Thursday 27 October 2016

Bono: 'You never get used to death' as band deal with passing of tour manager

Bono has paid tribute to U2's tour manager Dennis Sheehan following his death
Bono has paid tribute to U2's tour manager Dennis Sheehan following his death
The late Dennis Sheehan. Photo from U2's official website

Bono doesn't think you ever get used to death.

The Irish rocker and his band U2 are dealing with the death of their long-standing tour manager Dennis Sheehan, who passed away earlier this week of a suspected heart attack.

Dennis, who was in his late sixties, was found unconscious in his LA hotel room just hours before the band had to take to the stage.

"Death is nothing we ever get used to.
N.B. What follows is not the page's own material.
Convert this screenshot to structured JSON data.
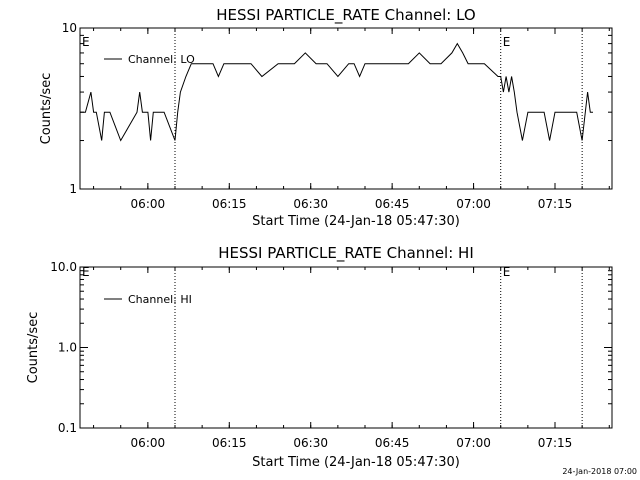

It never gets easier to lose someone great," Bono told British newspaper The Sun.

The sentiment was shared before Dennis passed, with Bono reflecting on the death of U2 drummer Larry Mullen Jr.'s father just before the band started their Innocence + Experience tour. The recent passing of legendary blues star B.B. King had also caused the band to reflect on death.

However, news of Dennis' death came as a complete shock, with the band, including The Edge and Adam Clayton, paying tribute to their colleague and friend at Wednesday night's California show.

Dennis Sheehan

“Being in U2 is not just about the four of us in the band,” Bono continued to the publication.

“There’s a huge team we’ve worked with for a long time. So when Larry returned home for his dad’s funeral, we stayed getting ready for the first night. But Larry had a peace about him; he had made peace with his father.”

READ MORE: 'We've lost a family member' - Bono on death of tour manager Dennis

The 55-year-old has always channelled his emotions into his song writing, and says many of the group's tracks reflect personal experiences.

Bono himself went through losing his father during a U2 tour, which means he's been able to support Larry.

“These songs deal with family and here we are, having crises in our families as if brought on by the music. Your relationship with your mates and your relationship with your family are the same, as they are people you love.

“I am lucky to still be with these men that I met when they were boys and we still kick sh*t out of each other and it can be unpleasant at times. But if I am stuck, I still turn to them. We all turn to each other," he said.